Obsesión

Uno de mis sueños por cumplir es escribir un «true crime». Me encantaría encerrarme un año, eso imagino en mis fabulosas fantasías, en una casa aislada, cerca del mar a pode ser, solo con los informes policiales, los testimonios de allegados, supervivientes, testigos, y componer el puzzle que siempre está detrás de un asesinato. La mente humana es oscura muchas veces y a mí me fascina indagar en esos ejemplares monstruosos que solo encuentran en el sufrimiento y la muerte de otros el placer que da sentido a su existencia.
Entiendo bien a Michelle Mcnamara.
Ella fue la última víctima del Asesino del Estado Dorado, nombre que acuñó para definir al asesino en serie que había atacado en numerosas ocasiones a mujeres y parejas en California. Me fascina el comienzo desde cero de esta blogger, investigadora aficionada, que siempre quiso escribir y empezó a hacerlo en 2007, rastreando con pasión y sagacidad algunos de los crímenes sin resolver más famosos de Estados Unidos. Poco a poco fue creando una comunidad de seguidores que se volvían adictos a su manera de contar aquellas historias tan siniestras. Era una brillante narradora, cercana y empática con las víctimas, a las que trataba de humanizar para que los lectores tomaran conciencia de que no eran cifras de una estadística negra, sino hombres y mujeres que se habían tropezado con el mismo demonio en su camino. Un día recibió la oferta de una editora de un periódico famoso para ampliar su crónica del asesino que había aterrorizado a la población californiana en los años 70 y 80. Mcnamara redactó un brillante reportaje de cincuenta páginas que hiela la sangre desde sus primeras líneas, en las que cuenta cómo la primera víctima, una chica de quince años que estaba sola en casa, ensayaba una melodía al piano cuando le pareció escuchar ruidos en el jardín. La noche en que se publicó el artículo nació una autora reconocida. El entusiasmo de los lectores del diario se tradujo en una red de comentarios elogiosos, de nuevos admiradores de aquella escritora envolvente y capaz de hablar de la oscuridad con esa agudeza y brillantez que una de las editoras de HarperCollins reconoce no haber encontrado desde «A sangre fría» de Capote. Un agente literario le ofreció la posibilidad de vender la idea en forma de libro a una editorial y Mcnamara fue feliz. Se cumplía un sueño, el que acariciaba desde que de niña leía novelas de Agatha Christie en el porche de la solitaria casa donde pasaba las vacaciones con sus padres. Quiso escribir sobre crímenes desde que a los catorce años mataron a una vecina suya, a la que raptaron en la calle de al lado, y cuyo asesino nunca fue descubierto. La propia Michelle cuenta cómo acudió a esa calle y recogió del suelo trozos del walkman que la víctima llevaba puesto cuando la asaltaron.

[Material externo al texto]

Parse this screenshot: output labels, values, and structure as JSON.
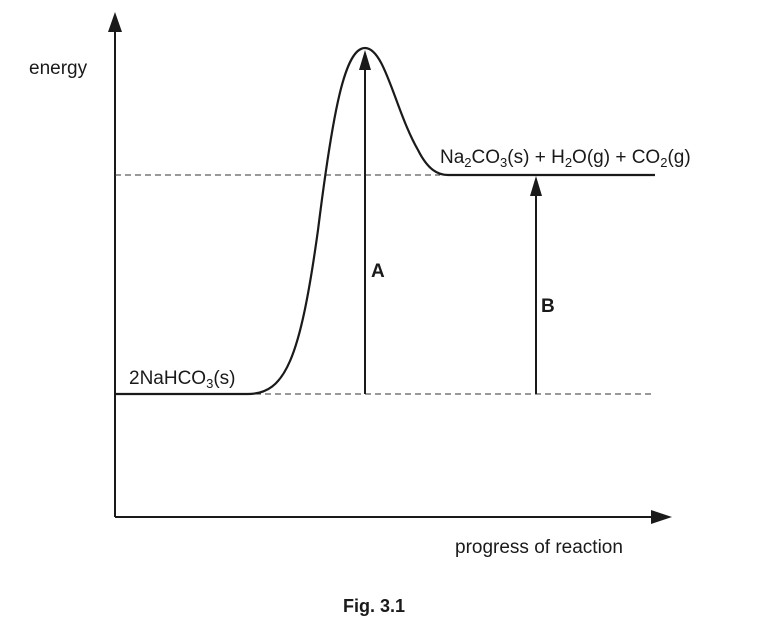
{
  "diagram": {
    "y_axis_label": "energy",
    "x_axis_label": "progress of reaction",
    "reactant": {
      "coef": "2",
      "a": "NaHCO",
      "a_sub": "3",
      "state": "(s)"
    },
    "product": {
      "p1": "Na",
      "p1_sub": "2",
      "p2": "CO",
      "p2_sub": "3",
      "p2_state": "(s) + ",
      "p3": "H",
      "p3_sub": "2",
      "p3_state": "O(g) + ",
      "p4": "CO",
      "p4_sub": "2",
      "p4_state": "(g)"
    },
    "arrow_a_label": "A",
    "arrow_b_label": "B",
    "caption": "Fig. 3.1"
  }
}
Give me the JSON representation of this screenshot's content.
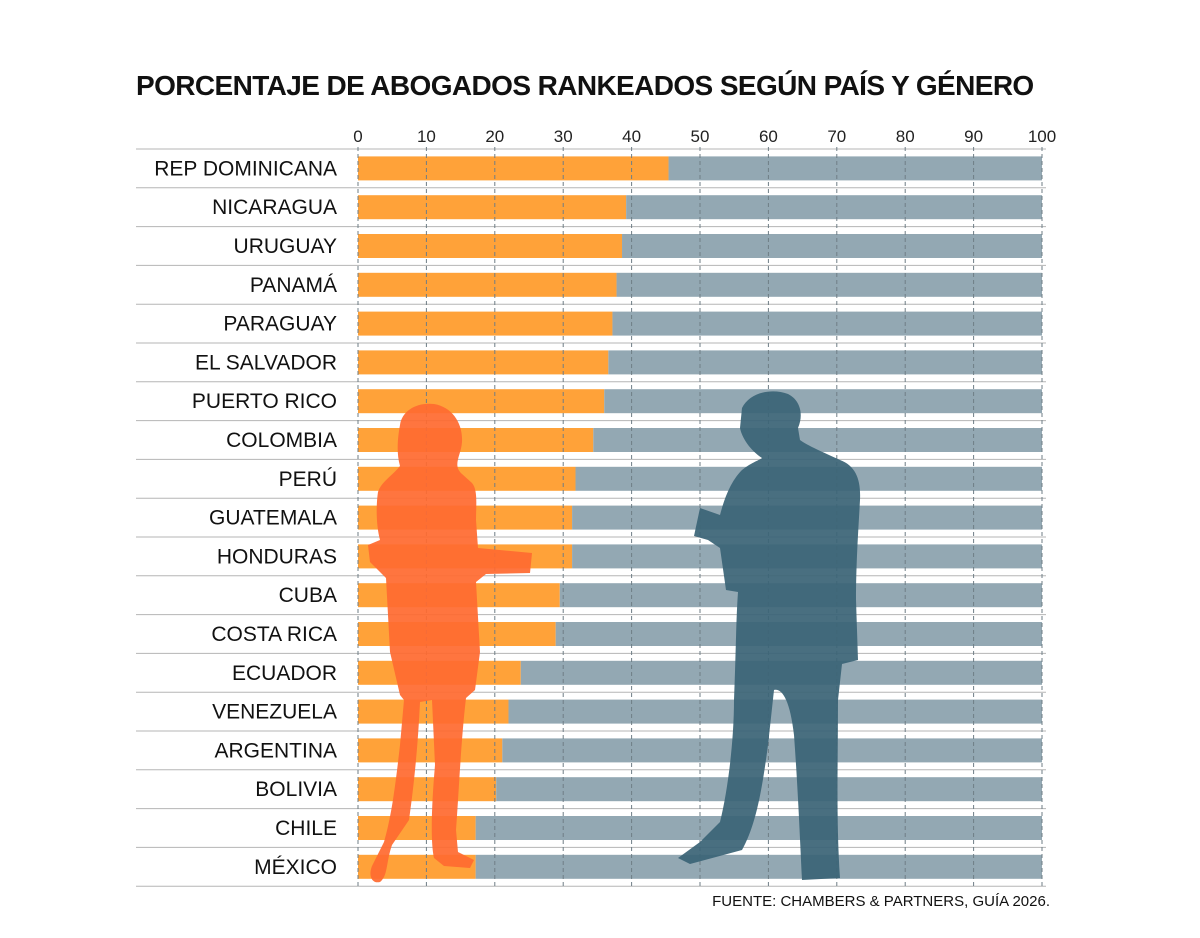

Cuando firmó el contrato editorial comenzó su propio infierno. La obsesión fue apoderándose de ella poco a poco, conforme indagaba en aspectos más profundos de la trayectoria de aquel asesino que primero violaba chicas, luego a mujeres casadas con sus maridos en la casa y que, por último, mataba a las parejas a golpes. Investigar sobre esa violencia in crescendo, ese entrenamiento sádico, prolongado, fue devorando la propia vida de la escritora, que no dormía, que empezó a sentirse asediada por sus fantasmas y sin embargo era incapaz de desvincularse de aquel enigma. Mcnamara se había propuesto desenmascarar al monstruo, por mucho que el delito hubiera prescrito, como un deber moral hacia las víctimas. Contactó con los policías que llevaron el caso, logró que le dejaran acceder a las treinta y siete cajas de documentos, objetos personales y fotografías relacionadas con los crímenes. Batas con bordados, bolsos de flecos, imágenes en que queda claro que aquella criatura violenta y escurridiza deshacía a golpes no solo los rostros y los cuerpos de mujeres y hombres, sino también el centro emocional de las vidas de sus víctimas, como si odiaría profundamente las casas con jardín, la vida idílica junto al mar de esas parejas. Ese proceso fue devastador, su propia noche del alma, el cierre perfecto para una novela tan oscura como el itinerario sangriento del asesino al que perseguía. Mcnamara murió de un infarto mientras dormía, cuando le faltaba poco para entregar su libro.
Nadie que no sea la propia vida y sus misterios se hubiera atrevido a cerrar la historia con un final así.
Os recomiendo encarecidamente a los amantes de investigaciones criminales la docuserie de HBO, «El asesino sin rostro», acerca de la vida, la obra y la muerte de Michelle Mcnamara.